Os pontos comuns sobre o conceito de competência, entre os vários autores citados, são a relação triangular entre: (i) os recursos - as capacidades e os atributos intrapessoais ou extrapessoais; (ii) a ação ou o desempenho; e (iii) o contexto de trabalho, em que se desenvolve a ação. Contudo, Le Boterf (2006) adiciona ainda um novo elemento ao conceito de competência e que nos parece central na profissão docente, a reflexão crítica sobre a prática (Figura 1).

Figura 1. Conceito de competência.

Elaborado pela autora

Outro contributo importante na área das competências é o de Boyatzis (1982), para quem a competência é uma caraterística subjacente da pessoa, que leva a um desempenho efetivo ou superior. Ele identificou três conjuntos de competências que, segundo ele, diferenciam os desempenhos notáveis dos médios.

O primeiro refere-se às (i) competências cognitivas, como o pensamento sistémico e o reconhecimento de padrões; o segundo diz respeito (ii) às

29 competências de inteligência emocional, incluindo autoconsciência e competências de autogestão, tais como autoconsciência emocional e autocontrole emocional e, finalmente, o terceiro conjunto são (iii) as competências de inteligência social, incluindo competências de consciencialização social e gestão de relacionamento, como a empatia e o trabalho em equipa.

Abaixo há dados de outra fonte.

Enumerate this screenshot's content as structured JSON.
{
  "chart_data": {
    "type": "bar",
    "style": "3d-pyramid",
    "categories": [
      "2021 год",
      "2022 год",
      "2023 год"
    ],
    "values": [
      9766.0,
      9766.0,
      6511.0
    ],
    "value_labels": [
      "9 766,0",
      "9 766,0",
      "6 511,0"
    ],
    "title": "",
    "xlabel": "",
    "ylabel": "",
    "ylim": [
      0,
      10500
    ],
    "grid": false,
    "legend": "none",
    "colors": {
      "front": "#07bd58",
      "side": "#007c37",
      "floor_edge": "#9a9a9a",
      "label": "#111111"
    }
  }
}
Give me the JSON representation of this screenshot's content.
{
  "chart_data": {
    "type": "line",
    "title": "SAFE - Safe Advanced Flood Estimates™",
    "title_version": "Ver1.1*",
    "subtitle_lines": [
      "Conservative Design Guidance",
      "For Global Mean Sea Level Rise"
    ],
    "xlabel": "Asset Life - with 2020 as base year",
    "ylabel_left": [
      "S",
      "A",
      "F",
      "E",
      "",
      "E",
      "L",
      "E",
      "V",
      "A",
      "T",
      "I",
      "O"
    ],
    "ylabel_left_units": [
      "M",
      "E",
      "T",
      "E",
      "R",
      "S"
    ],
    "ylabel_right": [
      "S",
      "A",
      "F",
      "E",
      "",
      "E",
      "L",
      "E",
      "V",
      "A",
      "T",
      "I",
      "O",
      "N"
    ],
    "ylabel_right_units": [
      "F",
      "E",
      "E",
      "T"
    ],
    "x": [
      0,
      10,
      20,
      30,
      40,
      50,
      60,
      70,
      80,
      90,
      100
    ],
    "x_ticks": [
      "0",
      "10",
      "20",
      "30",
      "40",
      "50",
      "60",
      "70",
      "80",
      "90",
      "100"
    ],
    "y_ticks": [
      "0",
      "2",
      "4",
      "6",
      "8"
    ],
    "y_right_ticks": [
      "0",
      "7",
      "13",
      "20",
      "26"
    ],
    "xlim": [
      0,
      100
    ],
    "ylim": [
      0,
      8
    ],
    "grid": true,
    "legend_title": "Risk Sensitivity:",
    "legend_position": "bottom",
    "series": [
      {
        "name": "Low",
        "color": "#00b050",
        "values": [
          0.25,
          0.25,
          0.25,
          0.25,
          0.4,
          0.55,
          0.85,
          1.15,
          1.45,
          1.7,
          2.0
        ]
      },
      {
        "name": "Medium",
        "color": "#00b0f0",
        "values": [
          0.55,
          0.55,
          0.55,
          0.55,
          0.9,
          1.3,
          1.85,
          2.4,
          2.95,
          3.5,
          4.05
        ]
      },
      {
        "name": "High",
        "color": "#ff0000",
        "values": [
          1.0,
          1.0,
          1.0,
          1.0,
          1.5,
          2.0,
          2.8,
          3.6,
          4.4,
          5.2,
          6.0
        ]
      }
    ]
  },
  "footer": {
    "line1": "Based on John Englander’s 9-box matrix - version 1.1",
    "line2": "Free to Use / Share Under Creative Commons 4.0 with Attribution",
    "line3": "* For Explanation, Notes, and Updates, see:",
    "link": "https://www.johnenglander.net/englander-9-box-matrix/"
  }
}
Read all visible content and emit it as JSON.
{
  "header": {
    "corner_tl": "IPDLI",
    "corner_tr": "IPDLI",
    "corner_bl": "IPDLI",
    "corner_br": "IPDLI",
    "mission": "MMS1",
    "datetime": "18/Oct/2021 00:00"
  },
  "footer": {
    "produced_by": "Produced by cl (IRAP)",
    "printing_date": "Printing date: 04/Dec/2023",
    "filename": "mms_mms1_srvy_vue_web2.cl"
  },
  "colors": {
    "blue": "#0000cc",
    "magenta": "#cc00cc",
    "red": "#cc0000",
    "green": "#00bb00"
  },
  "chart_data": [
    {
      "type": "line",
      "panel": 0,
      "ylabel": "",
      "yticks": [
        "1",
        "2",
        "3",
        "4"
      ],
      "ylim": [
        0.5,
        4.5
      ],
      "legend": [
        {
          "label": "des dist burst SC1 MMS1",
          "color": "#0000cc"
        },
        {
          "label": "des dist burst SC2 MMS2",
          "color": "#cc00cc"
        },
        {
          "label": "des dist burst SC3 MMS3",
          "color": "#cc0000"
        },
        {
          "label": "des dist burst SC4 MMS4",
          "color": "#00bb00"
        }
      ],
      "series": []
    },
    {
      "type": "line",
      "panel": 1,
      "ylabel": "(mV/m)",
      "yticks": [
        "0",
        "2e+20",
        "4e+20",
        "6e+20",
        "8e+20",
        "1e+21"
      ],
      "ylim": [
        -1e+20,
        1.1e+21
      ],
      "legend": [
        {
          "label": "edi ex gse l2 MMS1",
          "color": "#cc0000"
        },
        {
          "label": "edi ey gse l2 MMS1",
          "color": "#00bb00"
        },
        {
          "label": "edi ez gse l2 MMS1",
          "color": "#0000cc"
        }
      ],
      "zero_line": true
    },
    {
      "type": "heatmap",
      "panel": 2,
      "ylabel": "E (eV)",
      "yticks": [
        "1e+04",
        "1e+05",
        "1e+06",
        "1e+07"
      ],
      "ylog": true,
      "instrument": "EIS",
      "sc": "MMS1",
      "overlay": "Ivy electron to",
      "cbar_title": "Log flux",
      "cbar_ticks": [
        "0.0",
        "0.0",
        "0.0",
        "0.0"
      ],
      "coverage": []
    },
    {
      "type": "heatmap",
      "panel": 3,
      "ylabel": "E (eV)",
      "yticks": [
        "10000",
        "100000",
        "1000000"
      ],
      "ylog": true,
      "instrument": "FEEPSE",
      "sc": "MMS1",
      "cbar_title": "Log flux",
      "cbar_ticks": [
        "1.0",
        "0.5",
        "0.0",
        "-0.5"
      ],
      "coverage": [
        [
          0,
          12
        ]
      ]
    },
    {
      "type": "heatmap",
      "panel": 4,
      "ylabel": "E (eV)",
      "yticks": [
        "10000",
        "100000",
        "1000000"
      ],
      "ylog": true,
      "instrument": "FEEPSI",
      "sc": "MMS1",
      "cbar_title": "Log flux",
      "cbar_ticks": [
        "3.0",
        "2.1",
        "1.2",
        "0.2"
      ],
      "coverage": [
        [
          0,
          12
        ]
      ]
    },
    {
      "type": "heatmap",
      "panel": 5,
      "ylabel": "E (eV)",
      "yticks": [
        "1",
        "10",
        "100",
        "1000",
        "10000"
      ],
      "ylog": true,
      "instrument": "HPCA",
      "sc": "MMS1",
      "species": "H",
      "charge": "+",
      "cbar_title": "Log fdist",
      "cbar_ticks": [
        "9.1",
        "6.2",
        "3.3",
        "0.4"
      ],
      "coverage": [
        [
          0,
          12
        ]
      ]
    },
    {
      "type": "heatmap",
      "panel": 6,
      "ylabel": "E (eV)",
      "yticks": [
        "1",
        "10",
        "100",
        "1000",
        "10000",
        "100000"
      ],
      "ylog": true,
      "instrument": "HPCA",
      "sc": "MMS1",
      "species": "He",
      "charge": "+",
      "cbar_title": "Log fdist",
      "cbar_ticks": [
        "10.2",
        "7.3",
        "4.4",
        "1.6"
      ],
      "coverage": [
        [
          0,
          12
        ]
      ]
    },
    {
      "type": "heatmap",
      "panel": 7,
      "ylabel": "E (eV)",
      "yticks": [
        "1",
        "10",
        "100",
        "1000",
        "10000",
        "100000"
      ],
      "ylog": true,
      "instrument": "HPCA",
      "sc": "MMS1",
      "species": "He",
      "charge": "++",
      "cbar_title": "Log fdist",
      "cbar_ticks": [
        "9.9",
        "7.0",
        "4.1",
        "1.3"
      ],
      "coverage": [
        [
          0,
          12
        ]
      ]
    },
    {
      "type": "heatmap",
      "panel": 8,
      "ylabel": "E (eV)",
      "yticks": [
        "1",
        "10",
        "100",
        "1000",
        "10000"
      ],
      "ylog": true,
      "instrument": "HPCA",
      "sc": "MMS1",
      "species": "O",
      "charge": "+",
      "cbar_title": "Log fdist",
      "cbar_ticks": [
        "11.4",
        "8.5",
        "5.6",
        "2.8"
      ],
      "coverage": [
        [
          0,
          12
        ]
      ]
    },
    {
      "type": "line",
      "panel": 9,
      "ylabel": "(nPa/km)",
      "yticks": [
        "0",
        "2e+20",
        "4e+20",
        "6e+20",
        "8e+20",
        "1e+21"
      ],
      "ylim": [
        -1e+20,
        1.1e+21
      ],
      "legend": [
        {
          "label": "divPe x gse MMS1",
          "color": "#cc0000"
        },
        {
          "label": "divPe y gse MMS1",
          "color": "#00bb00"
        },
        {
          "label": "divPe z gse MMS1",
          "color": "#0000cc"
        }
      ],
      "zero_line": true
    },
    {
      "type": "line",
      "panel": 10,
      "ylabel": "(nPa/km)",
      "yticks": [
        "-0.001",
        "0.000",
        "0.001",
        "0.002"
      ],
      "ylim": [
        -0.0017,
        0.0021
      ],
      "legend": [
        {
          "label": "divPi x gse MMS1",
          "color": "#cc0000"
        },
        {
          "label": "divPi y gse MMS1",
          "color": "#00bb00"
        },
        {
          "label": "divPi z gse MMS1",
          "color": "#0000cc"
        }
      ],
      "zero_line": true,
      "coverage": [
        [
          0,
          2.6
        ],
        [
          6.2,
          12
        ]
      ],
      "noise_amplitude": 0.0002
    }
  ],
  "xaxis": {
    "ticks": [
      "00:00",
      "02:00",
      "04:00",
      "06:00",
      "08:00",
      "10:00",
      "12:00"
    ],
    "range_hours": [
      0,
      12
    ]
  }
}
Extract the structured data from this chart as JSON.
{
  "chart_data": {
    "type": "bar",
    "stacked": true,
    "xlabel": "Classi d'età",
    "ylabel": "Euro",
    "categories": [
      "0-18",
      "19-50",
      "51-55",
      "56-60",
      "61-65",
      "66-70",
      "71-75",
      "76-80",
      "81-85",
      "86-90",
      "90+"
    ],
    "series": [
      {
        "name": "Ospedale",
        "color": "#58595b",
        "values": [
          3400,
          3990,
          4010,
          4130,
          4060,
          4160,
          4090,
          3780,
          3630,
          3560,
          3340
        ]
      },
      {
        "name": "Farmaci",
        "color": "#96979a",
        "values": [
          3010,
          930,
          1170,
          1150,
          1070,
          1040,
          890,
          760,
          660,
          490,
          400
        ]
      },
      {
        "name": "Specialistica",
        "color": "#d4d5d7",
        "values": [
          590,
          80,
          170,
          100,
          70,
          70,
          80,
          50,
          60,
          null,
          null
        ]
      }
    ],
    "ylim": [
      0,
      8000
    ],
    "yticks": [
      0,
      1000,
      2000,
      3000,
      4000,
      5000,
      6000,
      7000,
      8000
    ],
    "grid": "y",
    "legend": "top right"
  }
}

Este autor define uma competência inteligência emocional como uma habilidade para reconhecer, entender e usar informações emocionais sobre si mesmo; uma competência de inteligência social como a capacidade de reconhecer, compreender e usar informações emocionais sobre os outros; uma competência de inteligência cognitiva como uma capacidade de pensar ou analisar informações e situações.

Assim, na perspetiva deste autor, a competência consiste na capacidade de coordenar diferentes conjuntos de conhecimentos, habilidades e atitudes, sendo esta capacidade que permite um desempenho superior.